Home1842 Edition

COOMASSIE

Volume 7 · 270 words · 1842 Edition

a large town of Africa, the capital of the Ashantee country. It stands upon the side of a large rocky hill, and is nearly surrounded by a marsh. It is built in an oblong form, and is about four miles in circumference, not including the suburbs, which are about half a mile distant, and were formerly connected by streets with the city. Four of the principal streets are half a mile long, and from fifty to an hundred yards broad. A long and wide street runs through the middle of the town; and here the palace and other residences of the royal family are situated. Mr Bowdich reckons that the town contains altogether twenty-seven streets. At the back of it there is a small grove, into which are thrown the bodies of all the victims sacrificed in the barbarous rites of the Ashantee superstition.
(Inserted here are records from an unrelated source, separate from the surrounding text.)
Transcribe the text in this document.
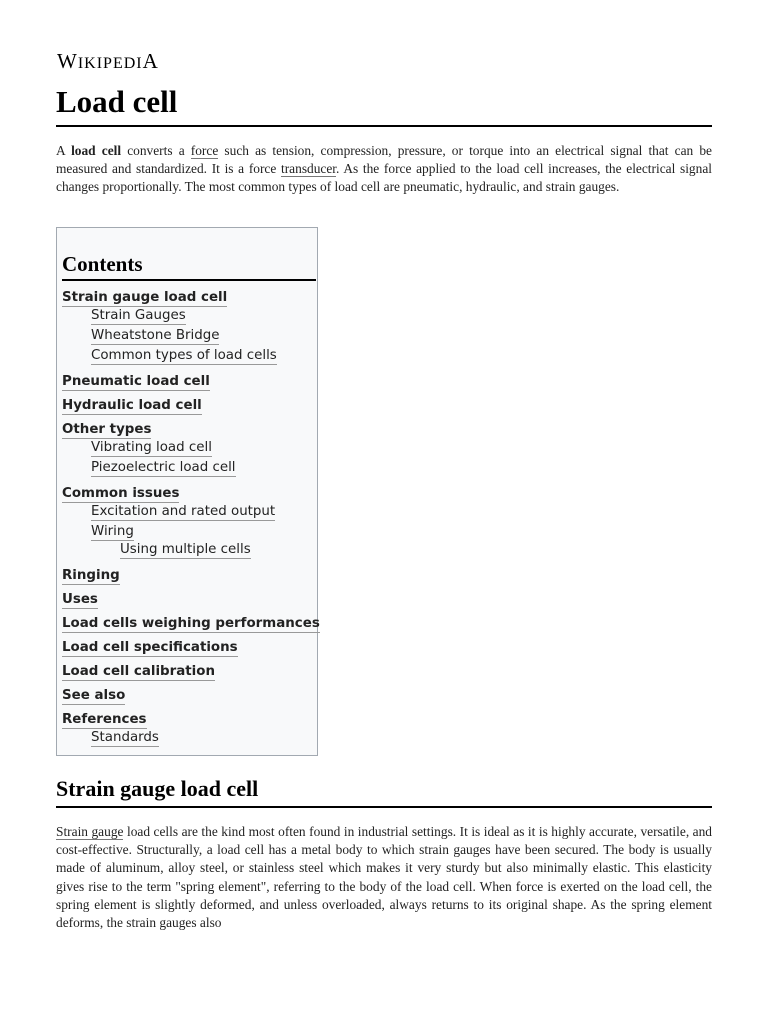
WIKIPEDIA
Load cell

A load cell converts a force such as tension, compression, pressure, or torque into an electrical signal that can be measured and standardized. It is a force transducer. As the force applied to the load cell increases, the electrical signal changes proportionally. The most common types of load cell are pneumatic, hydraulic, and strain gauges.

Contents
Strain gauge load cell
Strain Gauges
Wheatstone Bridge
Common types of load cells
Pneumatic load cell
Hydraulic load cell
Other types
Vibrating load cell
Piezoelectric load cell
Common issues
Excitation and rated output
Wiring
Using multiple cells
Ringing
Uses
Load cells weighing performances
Load cell specifications
Load cell calibration
See also
References
Standards
Strain gauge load cell

Strain gauge load cells are the kind most often found in industrial settings. It is ideal as it is highly accurate, versatile, and cost-effective. Structurally, a load cell has a metal body to which strain gauges have been secured. The body is usually made of aluminum, alloy steel, or stainless steel which makes it very sturdy but also minimally elastic. This elasticity gives rise to the term "spring element", referring to the body of the load cell. When force is exerted on the load cell, the spring element is slightly deformed, and unless overloaded, always returns to its original shape. As the spring element deforms, the strain gauges also
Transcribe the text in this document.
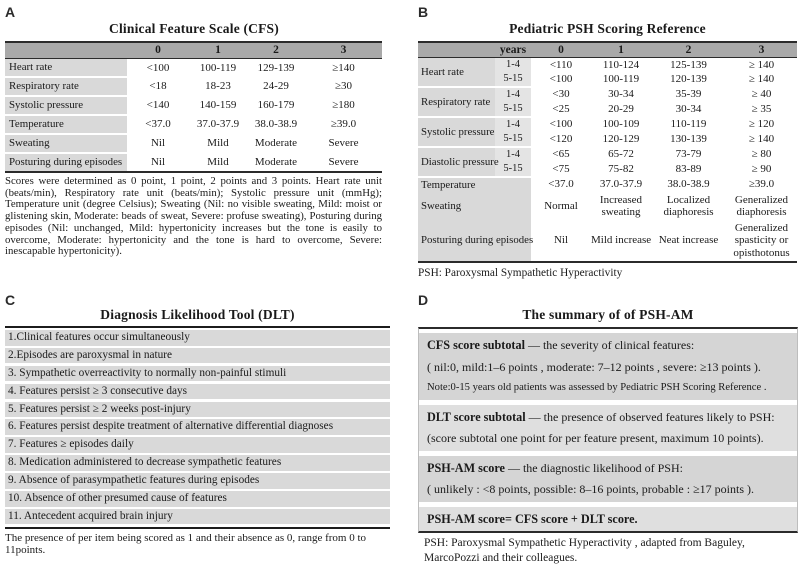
A
Clinical Feature Scale (CFS)
	0	1	2	3
Heart rate	<100	100-119	129-139	≥140
Respiratory rate	<18	18-23	24-29	≥30
Systolic pressure	<140	140-159	160-179	≥180
Temperature	<37.0	37.0-37.9	38.0-38.9	≥39.0
Sweating	Nil	Mild	Moderate	Severe
Posturing during episodes	Nil	Mild	Moderate	Severe
Scores were determined as 0 point, 1 point, 2 points and 3 points. Heart rate unit (beats/min), Respiratory rate unit (beats/min); Systolic pressure unit (mmHg); Temperature unit (degree Celsius); Sweating (Nil: no visible sweating, Mild: moist or glistening skin, Moderate: beads of sweat, Severe: profuse sweating), Posturing during episodes (Nil: unchanged, Mild: hypertonicity increases but the tone is easily to overcome, Moderate: hypertonicity and the tone is hard to overcome, Severe: inescapable hypertonicity).
B
Pediatric PSH Scoring Reference
	years	0	1	2	3
Heart rate	1-4	<110	110-124	125-139	≥ 140
	5-15	<100	100-119	120-139	≥ 140
Respiratory rate	1-4	<30	30-34	35-39	≥ 40
	5-15	<25	20-29	30-34	≥ 35
Systolic pressure	1-4	<100	100-109	110-119	≥ 120
	5-15	<120	120-129	130-139	≥ 140
Diastolic pressure	1-4	<65	65-72	73-79	≥ 80
	5-15	<75	75-82	83-89	≥ 90
Temperature		<37.0	37.0-37.9	38.0-38.9	≥39.0
Sweating		Normal	Increased sweating	Localized diaphoresis	Generalized diaphoresis
Posturing during episodes		Nil	Mild increase	Neat increase	Generalized spasticity or opisthotonus
PSH: Paroxysmal Sympathetic Hyperactivity
C
Diagnosis Likelihood Tool (DLT)
1.Clinical features occur simultaneously
2.Episodes are paroxysmal in nature
3. Sympathetic overreactivity to normally non-painful stimuli
4. Features persist ≥ 3 consecutive days
5. Features persist ≥ 2 weeks post-injury
6. Features persist despite treatment of alternative differential diagnoses
7. Features ≥ episodes daily
8. Medication administered to decrease sympathetic features
9. Absence of parasympathetic features during episodes
10. Absence of other presumed cause of features
11. Antecedent acquired brain injury
The presence of per item being scored as 1 and their absence as 0, range from 0 to 11points.
D
The summary of of PSH-AM

CFS score subtotal — the severity of clinical features:

( nil:0, mild:1–6 points , moderate: 7–12 points , severe: ≥13 points ).

Note:0-15 years old patients was assessed by Pediatric PSH Scoring Reference .

DLT score subtotal — the presence of observed features likely to PSH:

(score subtotal one point for per feature present, maximum 10 points).

PSH-AM score — the diagnostic likelihood of PSH:

( unlikely : <8 points, possible: 8–16 points, probable : ≥17 points ).

PSH-AM score= CFS score + DLT score.

PSH: Paroxysmal Sympathetic Hyperactivity , adapted from Baguley, MarcoPozzi and their colleagues.
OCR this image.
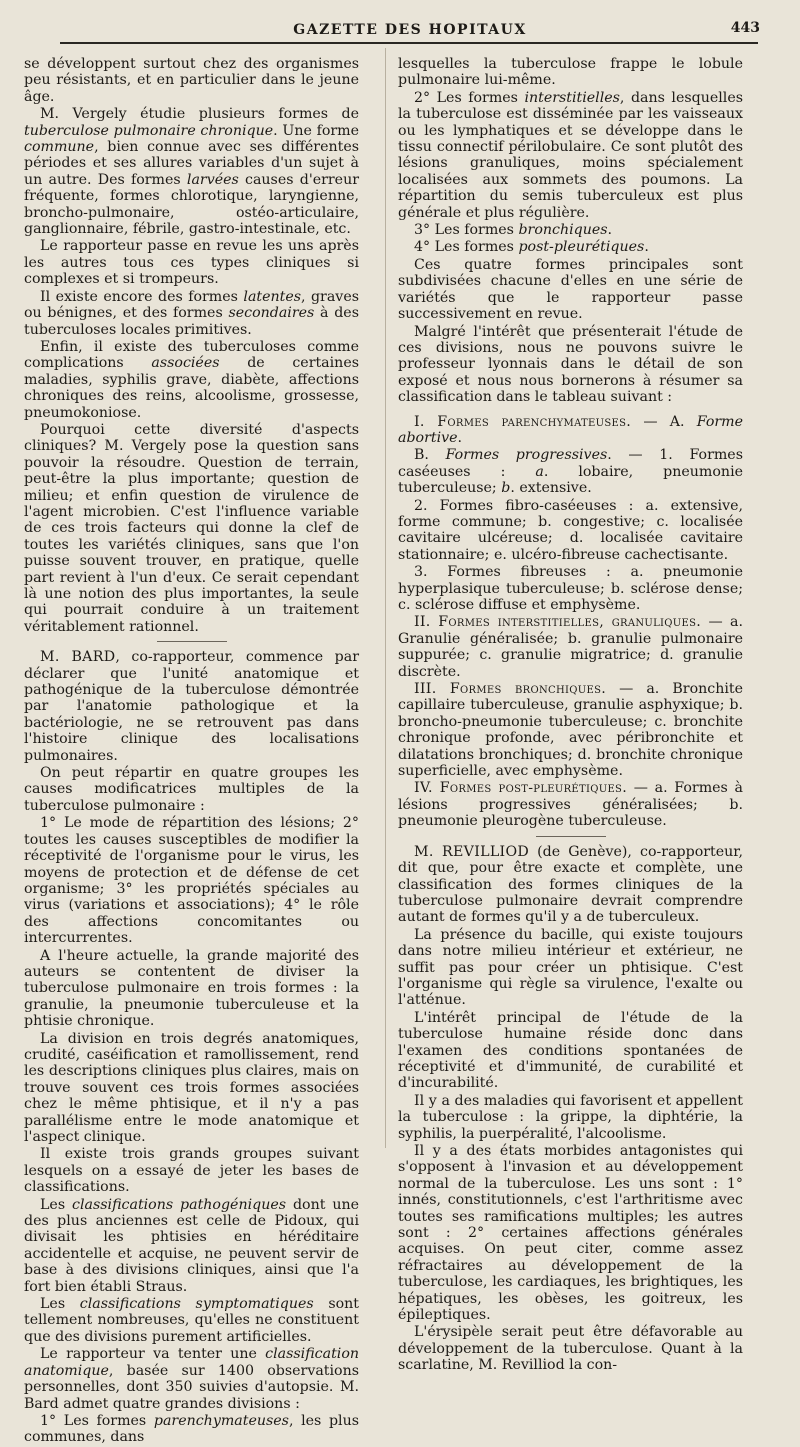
GAZETTE DES HOPITAUX	443

se développent surtout chez des organismes peu résistants, et en particulier dans le jeune âge.

M. Vergely étudie plusieurs formes de tuberculose pulmonaire chronique. Une forme commune, bien connue avec ses différentes périodes et ses allures variables d'un sujet à un autre. Des formes larvées causes d'erreur fréquente, formes chlorotique, laryngienne, broncho-pulmonaire, ostéo-articulaire, ganglionnaire, fébrile, gastro-intestinale, etc.

Le rapporteur passe en revue les uns après les autres tous ces types cliniques si complexes et si trompeurs.

Il existe encore des formes latentes, graves ou bénignes, et des formes secondaires à des tuberculoses locales primitives.

Enfin, il existe des tuberculoses comme complications associées de certaines maladies, syphilis grave, diabète, affections chroniques des reins, alcoolisme, grossesse, pneumokoniose.

Pourquoi cette diversité d'aspects cliniques? M. Vergely pose la question sans pouvoir la résoudre. Question de terrain, peut-être la plus importante; question de milieu; et enfin question de virulence de l'agent microbien. C'est l'influence variable de ces trois facteurs qui donne la clef de toutes les variétés cliniques, sans que l'on puisse souvent trouver, en pratique, quelle part revient à l'un d'eux. Ce serait cependant là une notion des plus importantes, la seule qui pourrait conduire à un traitement véritablement rationnel.

M. BARD, co-rapporteur, commence par déclarer que l'unité anatomique et pathogénique de la tuberculose démontrée par l'anatomie pathologique et la bactériologie, ne se retrouvent pas dans l'histoire clinique des localisations pulmonaires.

On peut répartir en quatre groupes les causes modificatrices multiples de la tuberculose pulmonaire :

1° Le mode de répartition des lésions; 2° toutes les causes susceptibles de modifier la réceptivité de l'organisme pour le virus, les moyens de protection et de défense de cet organisme; 3° les propriétés spéciales au virus (variations et associations); 4° le rôle des affections concomitantes ou intercurrentes.

A l'heure actuelle, la grande majorité des auteurs se contentent de diviser la tuberculose pulmonaire en trois formes : la granulie, la pneumonie tuberculeuse et la phtisie chronique.

La division en trois degrés anatomiques, crudité, caséification et ramollissement, rend les descriptions cliniques plus claires, mais on trouve souvent ces trois formes associées chez le même phtisique, et il n'y a pas parallélisme entre le mode anatomique et l'aspect clinique.

Il existe trois grands groupes suivant lesquels on a essayé de jeter les bases de classifications.

Les classifications pathogéniques dont une des plus anciennes est celle de Pidoux, qui divisait les phtisies en héréditaire accidentelle et acquise, ne peuvent servir de base à des divisions cliniques, ainsi que l'a fort bien établi Straus.

Les classifications symptomatiques sont tellement nombreuses, qu'elles ne constituent que des divisions purement artificielles.

Le rapporteur va tenter une classification anatomique, basée sur 1400 observations personnelles, dont 350 suivies d'autopsie. M. Bard admet quatre grandes divisions :

1° Les formes parenchymateuses, les plus communes, dans

lesquelles la tuberculose frappe le lobule pulmonaire lui-même.

2° Les formes interstitielles, dans lesquelles la tuberculose est disséminée par les vaisseaux ou les lymphatiques et se développe dans le tissu connectif périlobulaire. Ce sont plutôt des lésions granuliques, moins spécialement localisées aux sommets des poumons. La répartition du semis tuberculeux est plus générale et plus régulière.

3° Les formes bronchiques.

4° Les formes post-pleurétiques.

Ces quatre formes principales sont subdivisées chacune d'elles en une série de variétés que le rapporteur passe successivement en revue.

Malgré l'intérêt que présenterait l'étude de ces divisions, nous ne pouvons suivre le professeur lyonnais dans le détail de son exposé et nous nous bornerons à résumer sa classification dans le tableau suivant :

I. Formes parenchymateuses. — A. Forme abortive.

B. Formes progressives. — 1. Formes caséeuses : a. lobaire, pneumonie tuberculeuse; b. extensive.

2. Formes fibro-caséeuses : a. extensive, forme commune; b. congestive; c. localisée cavitaire ulcéreuse; d. localisée cavitaire stationnaire; e. ulcéro-fibreuse cachectisante.

3. Formes fibreuses : a. pneumonie hyperplasique tuberculeuse; b. sclérose dense; c. sclérose diffuse et emphysème.

II. Formes interstitielles, granuliques. — a. Granulie généralisée; b. granulie pulmonaire suppurée; c. granulie migratrice; d. granulie discrète.

III. Formes bronchiques. — a. Bronchite capillaire tuberculeuse, granulie asphyxique; b. broncho-pneumonie tuberculeuse; c. bronchite chronique profonde, avec péribronchite et dilatations bronchiques; d. bronchite chronique superficielle, avec emphysème.

IV. Formes post-pleurétiques. — a. Formes à lésions progressives généralisées; b. pneumonie pleurogène tuberculeuse.

M. REVILLIOD (de Genève), co-rapporteur, dit que, pour être exacte et complète, une classification des formes cliniques de la tuberculose pulmonaire devrait comprendre autant de formes qu'il y a de tuberculeux.

La présence du bacille, qui existe toujours dans notre milieu intérieur et extérieur, ne suffit pas pour créer un phtisique. C'est l'organisme qui règle sa virulence, l'exalte ou l'atténue.

L'intérêt principal de l'étude de la tuberculose humaine réside donc dans l'examen des conditions spontanées de réceptivité et d'immunité, de curabilité et d'incurabilité.

Il y a des maladies qui favorisent et appellent la tuberculose : la grippe, la diphtérie, la syphilis, la puerpéralité, l'alcoolisme.

Il y a des états morbides antagonistes qui s'opposent à l'invasion et au développement normal de la tuberculose. Les uns sont : 1° innés, constitutionnels, c'est l'arthritisme avec toutes ses ramifications multiples; les autres sont : 2° certaines affections générales acquises. On peut citer, comme assez réfractaires au développement de la tuberculose, les cardiaques, les brightiques, les hépatiques, les obèses, les goitreux, les épileptiques.

L'érysipèle serait peut être défavorable au développement de la tuberculose. Quant à la scarlatine, M. Revilliod la con-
The town is supplied with water from the marsh, which contains springs; but this bog is otherwise highly injurious to the place. It gives rise to a putrid exhalation, which morning and evening envelopes the town in a dense fog, thereby engendering disease. There are excellent markets in Coomassie, which are open from eight in the morning till sunset, and in these there is always a plentiful supply of the various necessaries of life. With regard to the population of this place, the Ashantees assert a preposterous notion, believing it to contain a hundred thousand inhabitants when the whole are collected. This, according to Mr Bowdich, is a gross exaggeration, and he sets down the number at fifteen thousand as a near approximation to the truth.